La première contribution portera
sur la dette publique et les évolutions des dépenses et prélèvements publics,
début octobre. Ce choix ne vise ni à dramatiser la question de la dette
publique ni à minimiser son importance mais à reconnaître que la période que
nous avons vécue, avec la crise Covid, a conduit à des politiques inédites en
France et dans le monde, qui ont changé l’état des comptes publics. Que ce
soient des projets de hausse (ou baisses) de dépenses, d’impôts ou de dettes
publiques, les équilibres comptables de base devront être vérifiés et des choix
devront être assumés, quels qu’ils soient.

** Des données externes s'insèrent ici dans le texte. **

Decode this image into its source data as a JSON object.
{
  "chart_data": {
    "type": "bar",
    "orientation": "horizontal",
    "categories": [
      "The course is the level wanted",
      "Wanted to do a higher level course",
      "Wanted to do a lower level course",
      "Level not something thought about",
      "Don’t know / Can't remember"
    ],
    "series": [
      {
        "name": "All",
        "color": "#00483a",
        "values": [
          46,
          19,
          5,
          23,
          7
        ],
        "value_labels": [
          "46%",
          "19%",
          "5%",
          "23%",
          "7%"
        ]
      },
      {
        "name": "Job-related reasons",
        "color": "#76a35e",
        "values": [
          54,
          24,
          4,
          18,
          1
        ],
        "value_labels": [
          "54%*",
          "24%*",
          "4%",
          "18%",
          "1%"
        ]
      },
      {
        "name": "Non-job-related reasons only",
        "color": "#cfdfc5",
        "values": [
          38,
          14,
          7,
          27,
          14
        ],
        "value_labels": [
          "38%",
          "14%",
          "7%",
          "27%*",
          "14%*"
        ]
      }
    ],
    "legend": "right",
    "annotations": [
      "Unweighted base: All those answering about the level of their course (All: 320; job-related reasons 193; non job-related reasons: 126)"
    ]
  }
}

L’importance de l’enjeu a conduit
l’OFCE à développer un nouvel outil, un simulateur de la trajectoire de la
dette publique, de la croissance, du chômage et de l’inflation, qui permettra à
chacun de simuler les effets macroéconomiques d’un choix de cible de dette
publique. Cet outil permettra de montrer ce qu’est le budget de l’État et les
effets de choix économiques sur la croissance, l’inflation, l’emploi et la
dette.

  Pour
comprendre cette décision de fournir un cadre général et des contributions
spécifiques plutôt que d’évaluer des programmes, il faut mettre en perspective la
question de l’évaluation des programmes. Avant de parler de la situation
française, décentrons le débat pour regarder ce qui se fait dans les autres
pays. Le pays dans lequel l’évaluation économique des programmes des candidats
est la plus développée est les Pays-Bas. Le CPB (Centraal Plan Bureau), qui est
un organisme indépendant pour l’analyse économique, évalue le programme des
candidats depuis 1986 de manière systématique. Dans ce pays, le CPB joue un
rôle singulier. Le CPB a été créé en 1945 et son premier directeur était Jan Tinbergen.
Ce dernier est l’un des principaux fondateurs des modèles macroéconomiques de
prévision et d’évaluation. Cet économiste avait une vision très claire de la
répartition des rôles entre économie et politique :  aux hommes et femmes politiques d’affirmer les
préférences sociales et aux économistes de contribuer aux moyens les plus
efficaces de les atteindre. Cette expérience d’évaluation systématique a permis
aux économistes néerlandais d’affiner leur vision des avantages et
inconvénients de l’évaluation des programmes économiques des candidats et
d’avoir une approche nuancée de leur contribution[1].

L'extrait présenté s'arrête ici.